The prevalence of myopia in a study conducted by Chung et al. resulted to be 37% in the group age 6 - 12 years old and 50% in the group age 13 - 18 years old [30].

6. Conclusions

The screening from which the data were obtained included 1027 subjects of ages 3 - 9 years old, from the pre-schools and primary schools in Prishtina during 2010-2011.

The prevalence of refractive anomalies in children 3 - 9 years old resulted in 11.7% with 95% CI.

Prevalence of myopia as a specific refractive anomaly was present in 3.4% of the cases or in 33 subjects.

There was no statistical significance between the male and female subjects.

Out of 33 cases with myopia, 20 cases or 60% were diagnosed with a mild (low degree) myopia (myopia of first degree or −1.0 to −3.0 DS).

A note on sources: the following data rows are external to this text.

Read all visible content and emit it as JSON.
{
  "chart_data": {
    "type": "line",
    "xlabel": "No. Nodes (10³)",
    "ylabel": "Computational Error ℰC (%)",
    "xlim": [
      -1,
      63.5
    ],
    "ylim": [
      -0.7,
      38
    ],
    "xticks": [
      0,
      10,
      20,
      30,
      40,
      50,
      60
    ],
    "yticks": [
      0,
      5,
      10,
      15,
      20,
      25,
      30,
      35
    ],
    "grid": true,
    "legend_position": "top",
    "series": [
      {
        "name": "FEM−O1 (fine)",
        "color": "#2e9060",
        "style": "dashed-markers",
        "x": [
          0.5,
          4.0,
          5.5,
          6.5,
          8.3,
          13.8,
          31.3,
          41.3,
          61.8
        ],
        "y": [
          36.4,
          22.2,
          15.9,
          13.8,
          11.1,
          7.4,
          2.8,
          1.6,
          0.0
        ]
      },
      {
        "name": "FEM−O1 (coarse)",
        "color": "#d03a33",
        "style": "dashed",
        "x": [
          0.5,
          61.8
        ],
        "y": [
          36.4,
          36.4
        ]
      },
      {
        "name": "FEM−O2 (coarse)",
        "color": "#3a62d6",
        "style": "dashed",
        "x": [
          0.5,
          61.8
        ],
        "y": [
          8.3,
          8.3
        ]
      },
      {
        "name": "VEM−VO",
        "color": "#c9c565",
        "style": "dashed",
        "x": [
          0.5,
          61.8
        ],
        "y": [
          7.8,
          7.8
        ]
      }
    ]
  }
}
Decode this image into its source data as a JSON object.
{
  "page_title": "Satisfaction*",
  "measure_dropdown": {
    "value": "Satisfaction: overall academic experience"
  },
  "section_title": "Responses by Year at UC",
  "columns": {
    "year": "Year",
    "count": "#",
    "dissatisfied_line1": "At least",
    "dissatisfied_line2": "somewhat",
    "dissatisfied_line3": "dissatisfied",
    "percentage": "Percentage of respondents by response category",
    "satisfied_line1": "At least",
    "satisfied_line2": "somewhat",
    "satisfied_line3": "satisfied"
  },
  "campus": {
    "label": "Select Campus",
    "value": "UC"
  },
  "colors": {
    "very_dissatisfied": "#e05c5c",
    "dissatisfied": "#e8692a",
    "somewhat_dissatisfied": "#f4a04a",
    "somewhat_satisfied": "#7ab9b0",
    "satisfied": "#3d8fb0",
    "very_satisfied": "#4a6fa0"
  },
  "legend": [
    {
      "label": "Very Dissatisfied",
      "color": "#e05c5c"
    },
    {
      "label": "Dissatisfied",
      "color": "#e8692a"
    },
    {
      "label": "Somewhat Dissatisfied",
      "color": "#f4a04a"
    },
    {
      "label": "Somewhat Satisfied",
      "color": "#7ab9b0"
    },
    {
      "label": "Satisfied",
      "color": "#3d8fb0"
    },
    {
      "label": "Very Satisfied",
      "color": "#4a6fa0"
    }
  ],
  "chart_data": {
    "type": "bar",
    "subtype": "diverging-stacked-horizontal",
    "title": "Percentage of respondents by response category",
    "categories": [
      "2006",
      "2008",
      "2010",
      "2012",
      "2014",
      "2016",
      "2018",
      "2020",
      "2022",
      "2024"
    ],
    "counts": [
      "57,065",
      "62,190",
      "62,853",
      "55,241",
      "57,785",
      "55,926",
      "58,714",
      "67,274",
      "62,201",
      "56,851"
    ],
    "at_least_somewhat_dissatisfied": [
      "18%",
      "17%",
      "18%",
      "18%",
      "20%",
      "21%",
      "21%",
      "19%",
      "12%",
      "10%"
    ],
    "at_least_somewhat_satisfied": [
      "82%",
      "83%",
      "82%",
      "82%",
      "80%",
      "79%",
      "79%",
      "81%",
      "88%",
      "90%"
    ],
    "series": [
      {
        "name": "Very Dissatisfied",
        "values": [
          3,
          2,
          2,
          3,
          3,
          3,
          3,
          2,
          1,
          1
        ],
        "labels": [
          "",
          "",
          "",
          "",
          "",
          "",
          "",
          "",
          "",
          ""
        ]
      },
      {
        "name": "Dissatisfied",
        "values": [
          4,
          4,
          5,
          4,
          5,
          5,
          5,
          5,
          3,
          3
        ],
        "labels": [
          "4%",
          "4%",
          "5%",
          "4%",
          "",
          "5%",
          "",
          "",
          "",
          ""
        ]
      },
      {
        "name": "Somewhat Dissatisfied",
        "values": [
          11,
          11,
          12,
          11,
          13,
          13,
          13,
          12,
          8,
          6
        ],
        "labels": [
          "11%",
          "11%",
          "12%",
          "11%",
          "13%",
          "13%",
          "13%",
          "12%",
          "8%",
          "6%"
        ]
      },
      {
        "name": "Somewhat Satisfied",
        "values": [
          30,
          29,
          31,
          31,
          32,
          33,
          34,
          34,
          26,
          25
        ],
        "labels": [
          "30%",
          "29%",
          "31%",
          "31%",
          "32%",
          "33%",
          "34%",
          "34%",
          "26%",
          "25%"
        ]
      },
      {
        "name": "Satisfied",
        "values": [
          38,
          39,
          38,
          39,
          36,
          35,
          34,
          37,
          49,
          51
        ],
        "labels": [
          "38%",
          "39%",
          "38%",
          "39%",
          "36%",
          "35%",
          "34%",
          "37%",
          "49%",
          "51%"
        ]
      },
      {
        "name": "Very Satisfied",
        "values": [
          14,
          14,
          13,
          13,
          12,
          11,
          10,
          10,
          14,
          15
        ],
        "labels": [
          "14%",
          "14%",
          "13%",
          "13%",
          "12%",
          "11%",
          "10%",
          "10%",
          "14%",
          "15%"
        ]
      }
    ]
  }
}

In the age group 3 - 6 years old, total 6 cases were diagnosed with mild myopia 4 were of male and 2 were female. In the age group 6 - 9 years old were in total 14 cases, 9 male and 5 female.

13 cases were diagnosed with intermediate degree myopia (−3 to −6 DS). 2 cases were of age group 3 - 6 years old, 1 female and 1 male, while 11 cases were of aged 6 - 9 years old, 5 male and 6 female.

There were no cases with severe myopia identified in this study.

18 cases of myopia or 55.5% were diagnosed for the first time during the screening, 15 cases or 44.5% were diagnosed prior to this screening.

Myopia in one or more family members of our subjects was present in 25 subjects or 75.8%, while 8 subjects did not have a family member with the same refractive anomaly.

Conflicts of Interest

The authors declare no conflicts of interest.